Notice the big fan? We dismissed it at first, only to realize its importance later. That's right, no air conditioning and the night was warm. My first thought, no big deal, just open the window and let the cool air blow through with the soothing sound of the river. Right, remember the card party on the deck? Well it heated up until even the closed window couldn't keep out the noise.

At two in the morning everyone finally settled down into their rooms and peace reigned until six, then all the bathrooms sprung to life, and Scout became wound up once again, right along with our nerves.

My husband rose from the bed, where we slept without covers, sweating in the heat, and announced, "That's it. We're going home. I'll not spend another night under these conditions."

From his tone, I knew better than to protest a short stay after such a long drive.

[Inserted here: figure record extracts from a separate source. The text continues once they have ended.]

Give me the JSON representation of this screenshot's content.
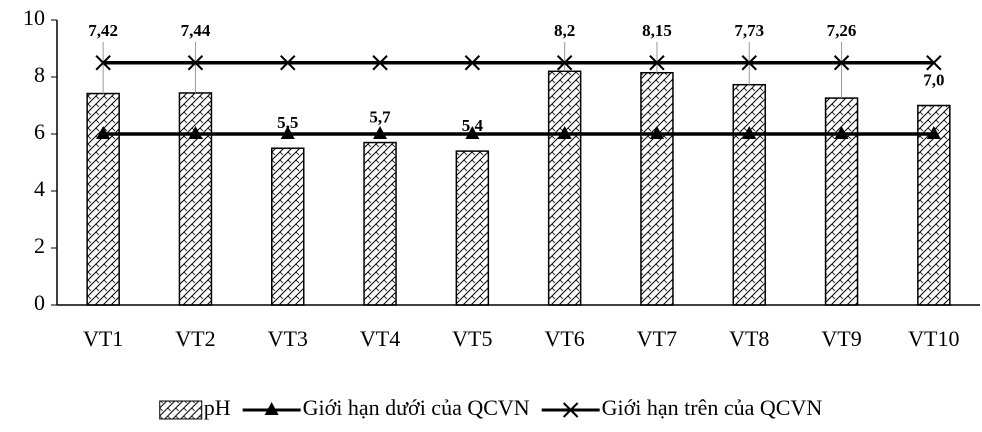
{
  "chart_data": {
    "type": "bar",
    "categories": [
      "VT1",
      "VT2",
      "VT3",
      "VT4",
      "VT5",
      "VT6",
      "VT7",
      "VT8",
      "VT9",
      "VT10"
    ],
    "series": [
      {
        "name": "pH",
        "type": "bar",
        "color": "#000000",
        "values": [
          7.42,
          7.44,
          5.5,
          5.7,
          5.4,
          8.2,
          8.15,
          7.73,
          7.26,
          7.0
        ],
        "value_labels": [
          "7,42",
          "7,44",
          "5,5",
          "5,7",
          "5,4",
          "8,2",
          "8,15",
          "7,73",
          "7,26",
          "7,0"
        ]
      },
      {
        "name": "Giới hạn dưới của QCVN",
        "type": "line",
        "marker": "triangle",
        "color": "#000000",
        "values": [
          6,
          6,
          6,
          6,
          6,
          6,
          6,
          6,
          6,
          6
        ]
      },
      {
        "name": "Giới hạn trên của QCVN",
        "type": "line",
        "marker": "x",
        "color": "#000000",
        "values": [
          8.5,
          8.5,
          8.5,
          8.5,
          8.5,
          8.5,
          8.5,
          8.5,
          8.5,
          8.5
        ]
      }
    ],
    "ylim": [
      0,
      10
    ],
    "yticks": [
      0,
      2,
      4,
      6,
      8,
      10
    ],
    "legend": "bottom"
  }
}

Yes, the country was beautiful, but we hadn't anticipated all of the pitfalls, such as all the other tourists, not mention the other lodge guests. Every inch of the river was littered with rafts, except the short section in front of the lodge,and although the tourist season isn't that long, the winters in these mountains are, and we'd be right back to one of the big reasons we left eastern Oregon, nine months of cold and snow with no amenities to help break the boredom. The town of Salmon didn't even have a movie theater, one of our favorite winter diversions as neither of us are into winter sports.

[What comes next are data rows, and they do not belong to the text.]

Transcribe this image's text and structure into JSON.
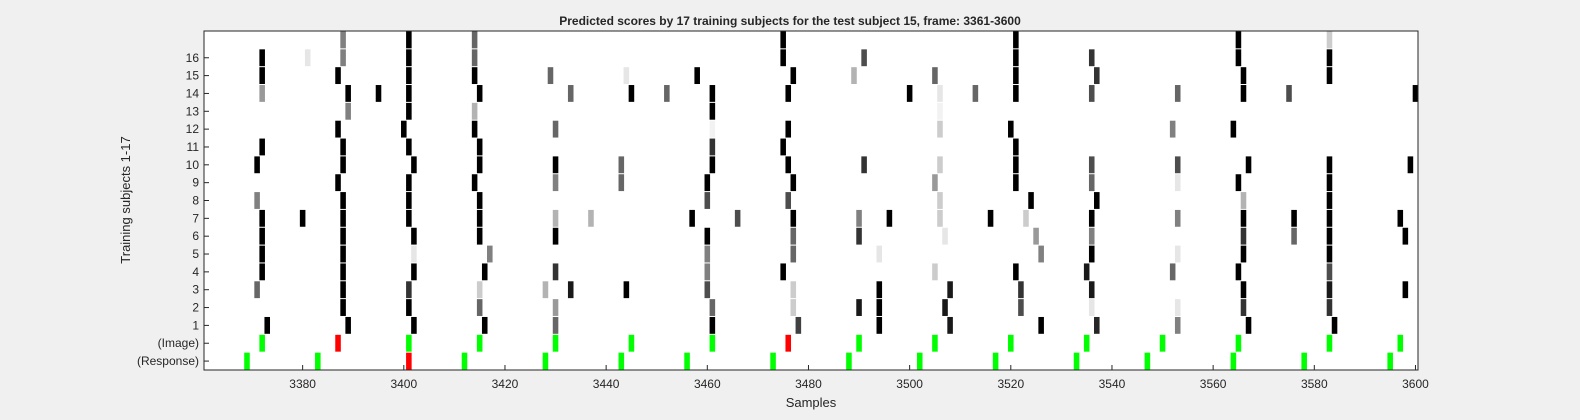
{
  "chart_data": {
    "type": "heatmap",
    "title": "Predicted scores by 17 training subjects for the test subject 15, frame: 3361-3600",
    "xlabel": "Samples",
    "ylabel": "Training subjects 1-17",
    "xlim": [
      3361,
      3600
    ],
    "x_ticks": [
      3380,
      3400,
      3420,
      3440,
      3460,
      3480,
      3500,
      3520,
      3540,
      3560,
      3580,
      3600
    ],
    "rows": [
      "(Response)",
      "(Image)",
      "1",
      "2",
      "3",
      "4",
      "5",
      "6",
      "7",
      "8",
      "9",
      "10",
      "11",
      "12",
      "13",
      "14",
      "15",
      "16",
      ""
    ],
    "y_tick_labels": [
      "(Response)",
      "(Image)",
      "1",
      "2",
      "3",
      "4",
      "5",
      "6",
      "7",
      "8",
      "9",
      "10",
      "11",
      "12",
      "13",
      "14",
      "15",
      "16"
    ],
    "colors": {
      "background": "#ffffff",
      "correct_marker": "#00ff00",
      "error_marker": "#ff0000",
      "score": "#000000"
    },
    "response_markers": [
      {
        "x": 3369,
        "c": "green"
      },
      {
        "x": 3383,
        "c": "green"
      },
      {
        "x": 3401,
        "c": "red"
      },
      {
        "x": 3412,
        "c": "green"
      },
      {
        "x": 3428,
        "c": "green"
      },
      {
        "x": 3443,
        "c": "green"
      },
      {
        "x": 3456,
        "c": "green"
      },
      {
        "x": 3473,
        "c": "green"
      },
      {
        "x": 3488,
        "c": "green"
      },
      {
        "x": 3502,
        "c": "green"
      },
      {
        "x": 3517,
        "c": "green"
      },
      {
        "x": 3533,
        "c": "green"
      },
      {
        "x": 3547,
        "c": "green"
      },
      {
        "x": 3564,
        "c": "green"
      },
      {
        "x": 3578,
        "c": "green"
      },
      {
        "x": 3595,
        "c": "green"
      }
    ],
    "image_markers": [
      {
        "x": 3372,
        "c": "green"
      },
      {
        "x": 3387,
        "c": "red"
      },
      {
        "x": 3401,
        "c": "green"
      },
      {
        "x": 3415,
        "c": "green"
      },
      {
        "x": 3430,
        "c": "green"
      },
      {
        "x": 3445,
        "c": "green"
      },
      {
        "x": 3461,
        "c": "green"
      },
      {
        "x": 3476,
        "c": "red"
      },
      {
        "x": 3490,
        "c": "green"
      },
      {
        "x": 3505,
        "c": "green"
      },
      {
        "x": 3520,
        "c": "green"
      },
      {
        "x": 3535,
        "c": "green"
      },
      {
        "x": 3550,
        "c": "green"
      },
      {
        "x": 3565,
        "c": "green"
      },
      {
        "x": 3583,
        "c": "green"
      },
      {
        "x": 3597,
        "c": "green"
      }
    ],
    "subject_scores": {
      "1": [
        [
          3373,
          1
        ],
        [
          3389,
          1
        ],
        [
          3402,
          1
        ],
        [
          3416,
          1
        ],
        [
          3430,
          0.6
        ],
        [
          3461,
          1
        ],
        [
          3478,
          0.75
        ],
        [
          3494,
          1
        ],
        [
          3508,
          0.9
        ],
        [
          3526,
          1
        ],
        [
          3537,
          0.85
        ],
        [
          3553,
          0.5
        ],
        [
          3567,
          1
        ],
        [
          3584,
          1
        ]
      ],
      "2": [
        [
          3388,
          1
        ],
        [
          3401,
          1
        ],
        [
          3415,
          0.6
        ],
        [
          3430,
          0.4
        ],
        [
          3461,
          0.6
        ],
        [
          3477,
          0.2
        ],
        [
          3490,
          0.9
        ],
        [
          3494,
          1
        ],
        [
          3507,
          0.9
        ],
        [
          3522,
          0.7
        ],
        [
          3536,
          0.1
        ],
        [
          3553,
          0.1
        ],
        [
          3566,
          0.8
        ],
        [
          3583,
          0.8
        ]
      ],
      "3": [
        [
          3371,
          0.6
        ],
        [
          3388,
          1
        ],
        [
          3401,
          0.8
        ],
        [
          3415,
          0.2
        ],
        [
          3428,
          0.3
        ],
        [
          3433,
          0.9
        ],
        [
          3444,
          1
        ],
        [
          3460,
          0.7
        ],
        [
          3477,
          0.2
        ],
        [
          3494,
          1
        ],
        [
          3508,
          0.9
        ],
        [
          3522,
          0.8
        ],
        [
          3536,
          0.9
        ],
        [
          3566,
          1
        ],
        [
          3583,
          0.9
        ],
        [
          3598,
          1
        ]
      ],
      "4": [
        [
          3372,
          1
        ],
        [
          3388,
          1
        ],
        [
          3402,
          1
        ],
        [
          3416,
          1
        ],
        [
          3430,
          0.8
        ],
        [
          3460,
          0.5
        ],
        [
          3475,
          1
        ],
        [
          3505,
          0.2
        ],
        [
          3521,
          1
        ],
        [
          3535,
          0.9
        ],
        [
          3552,
          0.6
        ],
        [
          3565,
          1
        ],
        [
          3583,
          0.7
        ]
      ],
      "5": [
        [
          3372,
          1
        ],
        [
          3388,
          1
        ],
        [
          3402,
          0.1
        ],
        [
          3417,
          0.5
        ],
        [
          3460,
          0.5
        ],
        [
          3477,
          0.6
        ],
        [
          3494,
          0.1
        ],
        [
          3526,
          0.5
        ],
        [
          3536,
          1
        ],
        [
          3553,
          0.1
        ],
        [
          3566,
          1
        ],
        [
          3583,
          1
        ]
      ],
      "6": [
        [
          3372,
          1
        ],
        [
          3388,
          1
        ],
        [
          3402,
          1
        ],
        [
          3415,
          1
        ],
        [
          3430,
          1
        ],
        [
          3460,
          1
        ],
        [
          3477,
          0.6
        ],
        [
          3490,
          0.8
        ],
        [
          3507,
          0.1
        ],
        [
          3525,
          0.4
        ],
        [
          3536,
          0.5
        ],
        [
          3566,
          0.8
        ],
        [
          3576,
          0.6
        ],
        [
          3583,
          1
        ],
        [
          3598,
          1
        ]
      ],
      "7": [
        [
          3372,
          1
        ],
        [
          3380,
          1
        ],
        [
          3388,
          1
        ],
        [
          3401,
          1
        ],
        [
          3415,
          1
        ],
        [
          3430,
          0.3
        ],
        [
          3437,
          0.3
        ],
        [
          3457,
          1
        ],
        [
          3466,
          0.7
        ],
        [
          3477,
          1
        ],
        [
          3490,
          0.5
        ],
        [
          3496,
          1
        ],
        [
          3506,
          0.2
        ],
        [
          3516,
          1
        ],
        [
          3523,
          0.2
        ],
        [
          3536,
          1
        ],
        [
          3553,
          0.5
        ],
        [
          3566,
          1
        ],
        [
          3576,
          1
        ],
        [
          3583,
          1
        ],
        [
          3597,
          1
        ]
      ],
      "8": [
        [
          3371,
          0.5
        ],
        [
          3388,
          1
        ],
        [
          3401,
          1
        ],
        [
          3415,
          1
        ],
        [
          3460,
          0.7
        ],
        [
          3476,
          0.7
        ],
        [
          3506,
          0.2
        ],
        [
          3524,
          1
        ],
        [
          3537,
          1
        ],
        [
          3566,
          0.3
        ],
        [
          3583,
          1
        ]
      ],
      "9": [
        [
          3387,
          1
        ],
        [
          3401,
          1
        ],
        [
          3414,
          1
        ],
        [
          3430,
          0.5
        ],
        [
          3443,
          0.6
        ],
        [
          3460,
          1
        ],
        [
          3477,
          1
        ],
        [
          3505,
          0.4
        ],
        [
          3521,
          1
        ],
        [
          3536,
          0.6
        ],
        [
          3553,
          0.1
        ],
        [
          3565,
          1
        ],
        [
          3583,
          1
        ]
      ],
      "10": [
        [
          3371,
          1
        ],
        [
          3388,
          1
        ],
        [
          3402,
          1
        ],
        [
          3415,
          1
        ],
        [
          3430,
          1
        ],
        [
          3443,
          0.6
        ],
        [
          3461,
          1
        ],
        [
          3476,
          1
        ],
        [
          3491,
          0.8
        ],
        [
          3506,
          0.2
        ],
        [
          3521,
          1
        ],
        [
          3536,
          0.7
        ],
        [
          3553,
          0.7
        ],
        [
          3567,
          1
        ],
        [
          3583,
          1
        ],
        [
          3599,
          1
        ]
      ],
      "11": [
        [
          3372,
          1
        ],
        [
          3388,
          1
        ],
        [
          3401,
          1
        ],
        [
          3415,
          1
        ],
        [
          3461,
          0.8
        ],
        [
          3475,
          1
        ],
        [
          3521,
          1
        ]
      ],
      "12": [
        [
          3387,
          1
        ],
        [
          3400,
          1
        ],
        [
          3414,
          1
        ],
        [
          3430,
          0.6
        ],
        [
          3461,
          0.05
        ],
        [
          3476,
          1
        ],
        [
          3506,
          0.2
        ],
        [
          3520,
          1
        ],
        [
          3552,
          0.5
        ],
        [
          3564,
          1
        ]
      ],
      "13": [
        [
          3389,
          0.5
        ],
        [
          3401,
          1
        ],
        [
          3414,
          0.3
        ],
        [
          3461,
          1
        ],
        [
          3506,
          0.05
        ]
      ],
      "14": [
        [
          3372,
          0.4
        ],
        [
          3389,
          1
        ],
        [
          3395,
          1
        ],
        [
          3401,
          1
        ],
        [
          3415,
          1
        ],
        [
          3433,
          0.6
        ],
        [
          3445,
          1
        ],
        [
          3452,
          0.6
        ],
        [
          3461,
          1
        ],
        [
          3476,
          1
        ],
        [
          3500,
          1
        ],
        [
          3506,
          0.1
        ],
        [
          3513,
          0.6
        ],
        [
          3521,
          1
        ],
        [
          3536,
          0.7
        ],
        [
          3553,
          0.6
        ],
        [
          3566,
          1
        ],
        [
          3575,
          0.7
        ],
        [
          3600,
          1
        ]
      ],
      "15": [
        [
          3372,
          1
        ],
        [
          3387,
          1
        ],
        [
          3401,
          1
        ],
        [
          3414,
          1
        ],
        [
          3429,
          0.6
        ],
        [
          3444,
          0.1
        ],
        [
          3458,
          1
        ],
        [
          3477,
          1
        ],
        [
          3489,
          0.3
        ],
        [
          3505,
          0.6
        ],
        [
          3521,
          1
        ],
        [
          3537,
          0.8
        ],
        [
          3566,
          1
        ],
        [
          3583,
          1
        ]
      ],
      "16": [
        [
          3372,
          1
        ],
        [
          3381,
          0.1
        ],
        [
          3388,
          0.5
        ],
        [
          3401,
          1
        ],
        [
          3414,
          0.6
        ],
        [
          3475,
          1
        ],
        [
          3491,
          0.7
        ],
        [
          3521,
          1
        ],
        [
          3536,
          0.8
        ],
        [
          3565,
          1
        ],
        [
          3583,
          1
        ]
      ],
      "": [
        [
          3388,
          0.5
        ],
        [
          3401,
          1
        ],
        [
          3414,
          0.6
        ],
        [
          3475,
          1
        ],
        [
          3521,
          1
        ],
        [
          3565,
          1
        ],
        [
          3583,
          0.2
        ]
      ]
    }
  }
}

As we neared home, we pulled off the road into a small campground to give Scout a much needed break. We were shocked and amazed. Yes, that is white sand, fine white sand like you find on the most coveted beaches, and crystal clear water - and we had it all to ourselves.

 There was even an abundance of wildflowers.












We learned an important lesson. Paradise in the literal, all conclusive state, doesn't exist, except in our imaginations, and we need to take stock of what we have and access what matters most - to us.

As if to confirm this, the following passage was in my daily readings our first morning home.

If you will be quiet and remain in this land, I will build you up, and not pull you down: I will plant you, and not pluck you up: for now I am appeased for the evil I have done to you. Fear not because of the king of Babylon [insert any list of fears] of whom you are greatly afraid: fear him not, saith the Lord, for I am with you, to save you, and to deliver you from his hand. And I will show mercies to you, and will take pity of you, and will cause you to dwell in your own land. Jeremiah: 42:12-12.

I turned to my husband and announced we should stay where we are, in this place and take the RV out when have the urge for exploration. As so often happens between us, he'd been thinking the exact same thing and we agreed to remain here in this land, in this place, which God has promised us, believing He will build us up, not pull us down, that He will plant us and not pluck us up and that we need not fear the Kings of Babylon that might come against us, for He will protect us and save us. After all, Paradise is not a place, but a state of mind, a state of being found through faith.


 Home, sweet home, and our personal Paradise.